Mart ayı etkinlikleri takvimine adını yazdıran Konya Tarım Fuarı, her yıl kendisini yenileyerek daha büyük, daha çarpıcı, daha dikkat çekici, daha çok katılımcının yer aldığı bir hale bürünüyor. 

Her yıl bir öncekinden daha profesyonel ve daha kaliteli bir fuar organize ediliyor. Sadece fuar organizasyonunu düzenleyenler değil, organizasyona katılım sağlayan firmalar da en profesyonel şekliyle kendilerini sergiliyorlar. 

Yurt içi ve yurtdışı bağlantıların merkezi haline gelen fuarlar, Konya'da başka bir anlam kazanıyor. Konya'da yapılan fuarda sadece Konyalı firmalar değil, Türkiye'nin dört bir yanından firmalar yer alırken, dünya markaları birbirileriyle kıyasıya yarışıyor

Fuar dün itibariyle Başbakan Prof. Dr. Ahmet Davutoğlu'nun da katıldığı görkemli bir törenle hizmete açıldı. 

Başbakan Davutoğlu, fuarı açmadan önce Karapınar'a gitti. Oradaki atış test merkezinin açılışını gerçekleştirdi. Program saatlerinde de ciddi bir kayma oluştu. Fuarın açılışı da buna bağlı olarak yaklaşık 2 saat gecikti.
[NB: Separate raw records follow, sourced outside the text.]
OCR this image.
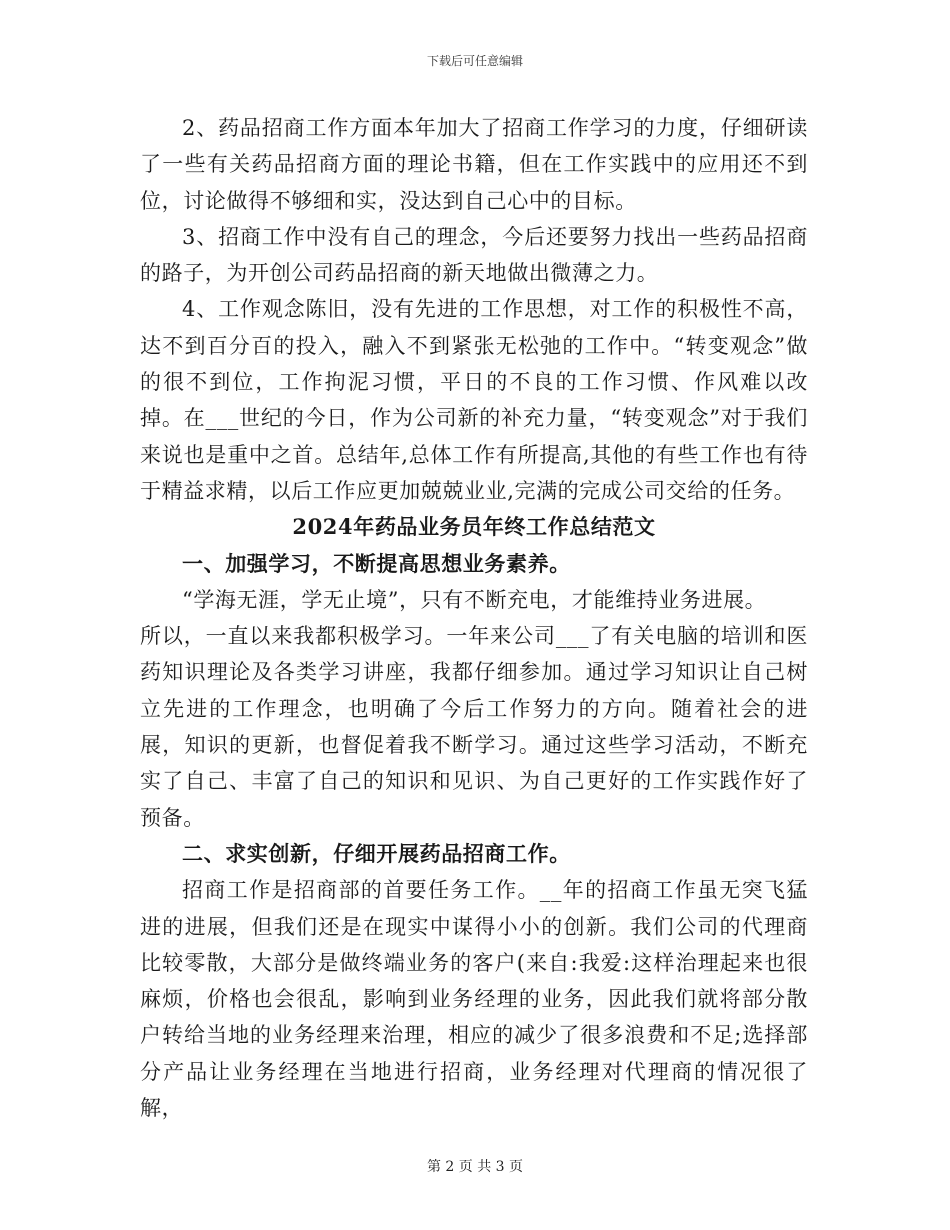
下载后可任意编辑

2、药品招商工作方面本年加大了招商工作学习的力度，仔细研读了一些有关药品招商方面的理论书籍，但在工作实践中的应用还不到位，讨论做得不够细和实，没达到自己心中的目标。

3、招商工作中没有自己的理念，今后还要努力找出一些药品招商的路子，为开创公司药品招商的新天地做出微薄之力。

4、工作观念陈旧，没有先进的工作思想，对工作的积极性不高，达不到百分百的投入，融入不到紧张无松弛的工作中。“转变观念”做的很不到位，工作拘泥习惯，平日的不良的工作习惯、作风难以改掉。在___世纪的今日，作为公司新的补充力量，“转变观念”对于我们来说也是重中之首。总结年,总体工作有所提高,其他的有些工作也有待于精益求精，以后工作应更加兢兢业业,完满的完成公司交给的任务。

2024年药品业务员年终工作总结范文
一、加强学习，不断提高思想业务素养。

“学海无涯，学无止境”，只有不断充电，才能维持业务进展。

所以，一直以来我都积极学习。一年来公司___了有关电脑的培训和医药知识理论及各类学习讲座，我都仔细参加。通过学习知识让自己树立先进的工作理念，也明确了今后工作努力的方向。随着社会的进展，知识的更新，也督促着我不断学习。通过这些学习活动，不断充实了自己、丰富了自己的知识和见识、为自己更好的工作实践作好了预备。

二、求实创新，仔细开展药品招商工作。

招商工作是招商部的首要任务工作。__年的招商工作虽无突飞猛进的进展，但我们还是在现实中谋得小小的创新。我们公司的代理商比较零散，大部分是做终端业务的客户(来自:我爱:这样治理起来也很麻烦，价格也会很乱，影响到业务经理的业务，因此我们就将部分散户转给当地的业务经理来治理，相应的减少了很多浪费和不足;选择部分产品让业务经理在当地进行招商，业务经理对代理商的情况很了解，

第 2 页 共 3 页
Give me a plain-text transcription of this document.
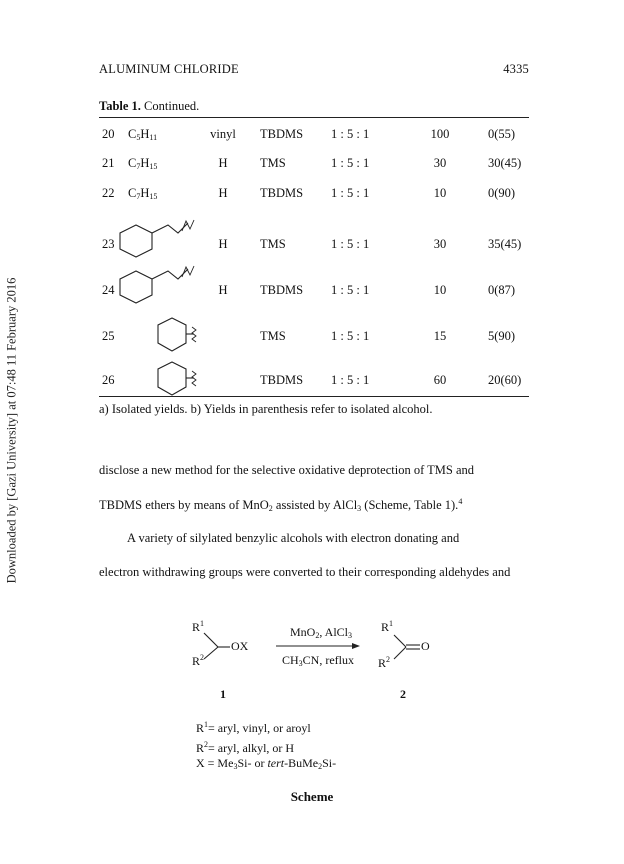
Downloaded by [Gazi University] at 07:48 11 February 2016
ALUMINUM CHLORIDE	4335
Table 1. Continued.
20 $C_5H_{11}$	vinyl	TBDMS 1 : 5 : 1	100	0(55)
21 $C_7H_{15}$	H	TMS	1 : 5 : 1	30	30(45)
22 $C_7H_{15}$	H	TBDMS 1 : 5 : 1	10	0(90)
23	H	TMS	1 : 5 : 1	30	35(45)
24	H	TBDMS 1 : 5 : 1	10	0(87)
25	TMS	1 : 5 : 1	15	5(90)
26	TBDMS 1 : 5 : 1	60	20(60)
a) Isolated yields. b) Yields in parenthesis refer to isolated alcohol.
disclose a new method for the selective oxidative deprotection of TMS and
TBDMS ethers by means of MnO$_2$ assisted by AlCl$_3$ (Scheme, Table 1).$^4$
A variety of silylated benzylic alcohols with electron donating and
electron withdrawing groups were converted to their corresponding aldehydes and
$R^1$
$R^2$
OX
MnO$_2$, AlCl$_3$
$CH_3CN$, reflux
$R^1$
$R^2$
O
1	2
$R^1=$ aryl, vinyl, or aroyl
$R^2=$ aryl, alkyl, or H
$X = Me_3Si-$ or tert-BuMe$_2$Si-
Scheme
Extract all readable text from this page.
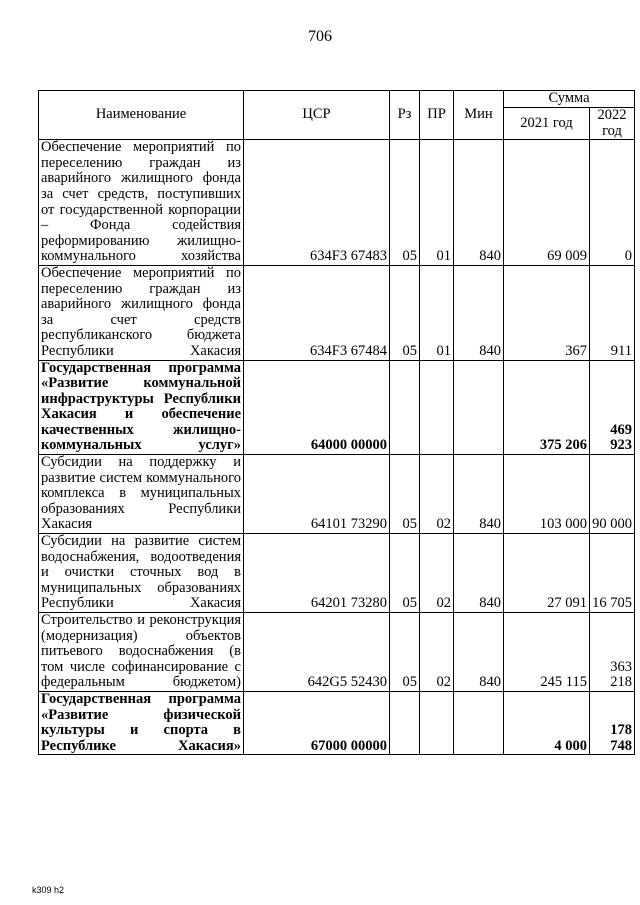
706
Наименование	ЦСР	Рз	ПР	Мин	Сумма	
					2021 год	2022 год
Обеспечение мероприятий по переселению граждан из аварийного жилищного фонда за счет средств, поступивших от государственной корпорации – Фонда содействия реформированию жилищно-коммунального хозяйства	634F3 67483	05	01	840	69 009	0
Обеспечение мероприятий по переселению граждан из аварийного жилищного фонда за счет средств республиканского бюджета Республики Хакасия	634F3 67484	05	01	840	367	911
Государственная программа «Развитие коммунальной инфраструктуры Республики Хакасия и обеспечение качественных жилищно-коммунальных услуг»	64000 00000				375 206	469 923
Субсидии на поддержку и развитие систем коммунального комплекса в муниципальных образованиях Республики Хакасия	64101 73290	05	02	840	103 000	90 000
Субсидии на развитие систем водоснабжения, водоотведения и очистки сточных вод в муниципальных образованиях Республики Хакасия	64201 73280	05	02	840	27 091	16 705
Строительство и реконструкция (модернизация) объектов питьевого водоснабжения (в том числе софинансирование с федеральным бюджетом)	642G5 52430	05	02	840	245 115	363 218
Государственная программа «Развитие физической культуры и спорта в Республике Хакасия»	67000 00000				4 000	178 748
k309 h2
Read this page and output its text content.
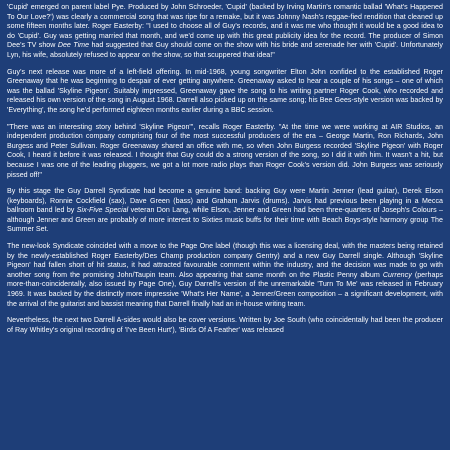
'Cupid' emerged on parent label Pye. Produced by John Schroeder, 'Cupid' (backed by Irving Martin's romantic ballad 'What's Happened To Our Love?') was clearly a commercial song that was ripe for a remake, but it was Johnny Nash's reggae-fied rendition that cleaned up some fifteen months later. Roger Easterby: "I used to choose all of Guy's records, and it was me who thought it would be a good idea to do 'Cupid'. Guy was getting married that month, and we'd come up with this great publicity idea for the record. The producer of Simon Dee's TV show Dee Time had suggested that Guy should come on the show with his bride and serenade her with 'Cupid'. Unfortunately Lyn, his wife, absolutely refused to appear on the show, so that scuppered that idea!"

Guy's next release was more of a left-field offering. In mid-1968, young songwriter Elton John confided to the established Roger Greenaway that he was beginning to despair of ever getting anywhere. Greenaway asked to hear a couple of his songs – one of which was the ballad 'Skyline Pigeon'. Suitably impressed, Greenaway gave the song to his writing partner Roger Cook, who recorded and released his own version of the song in August 1968. Darrell also picked up on the same song; his Bee Gees-style version was backed by 'Everything', the song he'd performed eighteen months earlier during a BBC session.

"There was an interesting story behind 'Skyline Pigeon'", recalls Roger Easterby. "At the time we were working at AIR Studios, an independent production company comprising four of the most successful producers of the era – George Martin, Ron Richards, John Burgess and Peter Sullivan. Roger Greenaway shared an office with me, so when John Burgess recorded 'Skyline Pigeon' with Roger Cook, I heard it before it was released. I thought that Guy could do a strong version of the song, so I did it with him. It wasn't a hit, but because I was one of the leading pluggers, we got a lot more radio plays than Roger Cook's version did. John Burgess was seriously pissed off!"

By this stage the Guy Darrell Syndicate had become a genuine band: backing Guy were Martin Jenner (lead guitar), Derek Elson (keyboards), Ronnie Cockfield (sax), Dave Green (bass) and Graham Jarvis (drums). Jarvis had previous been playing in a Mecca ballroom band led by Six-Five Special veteran Don Lang, while Elson, Jenner and Green had been three-quarters of Joseph's Colours – although Jenner and Green are probably of more interest to Sixties music buffs for their time with Beach Boys-style harmony group The Summer Set.

The new-look Syndicate coincided with a move to the Page One label (though this was a licensing deal, with the masters being retained by the newly-established Roger Easterby/Des Champ production company Gentry) and a new Guy Darrell single. Although 'Skyline Pigeon' had fallen short of hit status, it had attracted favourable comment within the industry, and the decision was made to go with another song from the promising John/Taupin team. Also appearing that same month on the Plastic Penny album Currency (perhaps more-than-coincidentally, also issued by Page One), Guy Darrell's version of the unremarkable 'Turn To Me' was released in February 1969. It was backed by the distinctly more impressive 'What's Her Name', a Jenner/Green composition – a significant development, with the arrival of the guitarist and bassist meaning that Darrell finally had an in-house writing team.

Nevertheless, the next two Darrell A-sides would also be cover versions. Written by Joe South (who coincidentally had been the producer of Ray Whitley's original recording of 'I've Been Hurt'), 'Birds Of A Feather' was released
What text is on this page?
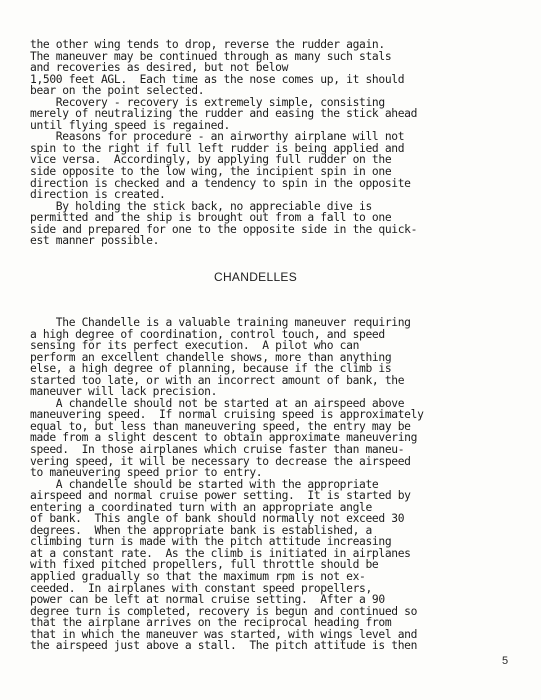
the other wing tends to drop, reverse the rudder again.
The maneuver may be continued through as many such stals
and recoveries as desired, but not below
1,500 feet AGL.  Each time as the nose comes up, it should
bear on the point selected.
Recovery - recovery is extremely simple, consisting
merely of neutralizing the rudder and easing the stick ahead
until flying speed is regained.
Reasons for procedure - an airworthy airplane will not
spin to the right if full left rudder is being applied and
vice versa.  Accordingly, by applying full rudder on the
side opposite to the low wing, the incipient spin in one
direction is checked and a tendency to spin in the opposite
direction is created.
By holding the stick back, no appreciable dive is
permitted and the ship is brought out from a fall to one
side and prepared for one to the opposite side in the quick-
est manner possible.
CHANDELLES
The Chandelle is a valuable training maneuver requiring
a high degree of coordination, control touch, and speed
sensing for its perfect execution.  A pilot who can
perform an excellent chandelle shows, more than anything
else, a high degree of planning, because if the climb is
started too late, or with an incorrect amount of bank, the
maneuver will lack precision.
A chandelle should not be started at an airspeed above
maneuvering speed.  If normal cruising speed is approximately
equal to, but less than maneuvering speed, the entry may be
made from a slight descent to obtain approximate maneuvering
speed.  In those airplanes which cruise faster than maneu-
vering speed, it will be necessary to decrease the airspeed
to maneuvering speed prior to entry.
A chandelle should be started with the appropriate
airspeed and normal cruise power setting.  It is started by
entering a coordinated turn with an appropriate angle
of bank.  This angle of bank should normally not exceed 30
degrees.  When the appropriate bank is established, a
climbing turn is made with the pitch attitude increasing
at a constant rate.  As the climb is initiated in airplanes
with fixed pitched propellers, full throttle should be
applied gradually so that the maximum rpm is not ex-
ceeded.  In airplanes with constant speed propellers,
power can be left at normal cruise setting.  After a 90
degree turn is completed, recovery is begun and continued so
that the airplane arrives on the reciprocal heading from
that in which the maneuver was started, with wings level and
the airspeed just above a stall.  The pitch attitude is then
5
Açılış geciktikçe içerideki hengame daha da arttı. Hatta bir ara fuar alanına girenin çıkamadığı, dışarıya çıkanın da giremediği bir durum söz konusu oldu. Açıkçası fuardaki yüksek kaliteyi, organizasyonda yakalayamamışız...

Belli hollerde insanlar yığın oluşturmuş bekliyorken, bazı hollere hiç giriş yaptırılmadı. Gerekçesiyse Başbakan için alınan güvenlik önlemleriydi. Başbakan ile halk arasına demirden çitler koyulmuş, demir çitlerin arkasına da etten duvar örülmüştü. 

Bir şey unutulmuştu sanki.

Başbakan bu toprakların çocuğuydu. Uzaydan gelmemişti. Herkes onu selamlamak, sevgilerini hissettirmek, görmek için bekliyordu. Öcü değillerdi, Başbakan'ı yemezlerdi

Özellikle Konya dışından gelenler, “Bu kadar traktörü, tarım aletini Başbakan mı satın alacak? Madem gidip göremeyeceğiz, madem inceleyemeyeceğiz, neden burada sergileniyor bu ürünler?” diye tepki gösterdi. Tepkilerinde kısmen haklıydılar. 'Bir arkadaşa bakıp çıkacağız' demiyorlardı. 

Daha bitmedi... 

Bir hanımefendi, hollerden birinin az ilerisinde bulunan lavaboyu kullanmak istedi. Demir çitlerle örülmüş olan antrenin orta yerinde duran Başbakanlık korumalarının kulağına sessizce fısıldadı. Görevlinin tepkisi de görmeye değerdi. 

“Burası olmaz başka bir yere gidin...”

Böylesi güzel bir organizasyonu eleştirerek, kem bakmak doğru olmaz elbet. Ancak ufak tefek eksiklikleri yapıcı bir şekilde eleştirirsek, yakaladığımız kaliteyi daha üst seviyelere taşırız kanaatindeyim. 

Dün fuarın açılış günüydü. Tüm protokol üyeleri oradaydı. Konya'nın dışında çevre illerden de oldukça büyük bir katılım vardı. Fuarda stant açmış olan dev firmaların yetkilileri, müdürleri, amirleri, sahipleri hep oradaydılar...

Fuar, sözde saat 14:00'te açılacaktı. Ancak Başbakan'ın programındaki aksama nedeniyle açılış ancak 16:00'da gerçekleştirilebildi. 

Fuarın ilk gününde sivil vatandaşlar olmasa, sadece protokolün katılımı ile bir açılış yapılsa bundan çok daha iyi olurdu. Çünkü ilk günün ve özellikle Başbakan'ın açılışı gerçekleştirecek olmasının vermiş olduğu kargaşa ortamında fuarı gezmek mümkün değildi. En azından protokol nedeniyle yaşanan yoğunluk ve gergin atmosfer ilk günde biter, sonraki günlerde fuarı gezmek isteyen gönlünce gezerdi. 

İş bağlantıları kurmak için yapılmadı mı bu fuar? İçerde stant açmış olanlar bile giriş ve çıkışlarda yapılan eziyetlerden yakınıyordu. Bu kadar sıkmaya, bu kadar germeye ne gerek var?

Mesnevi'den:

“Kulak, hakikate nüfuz ederse göz kesilir. Yoksa söz kulakta kalır, gönle tesir etmez.”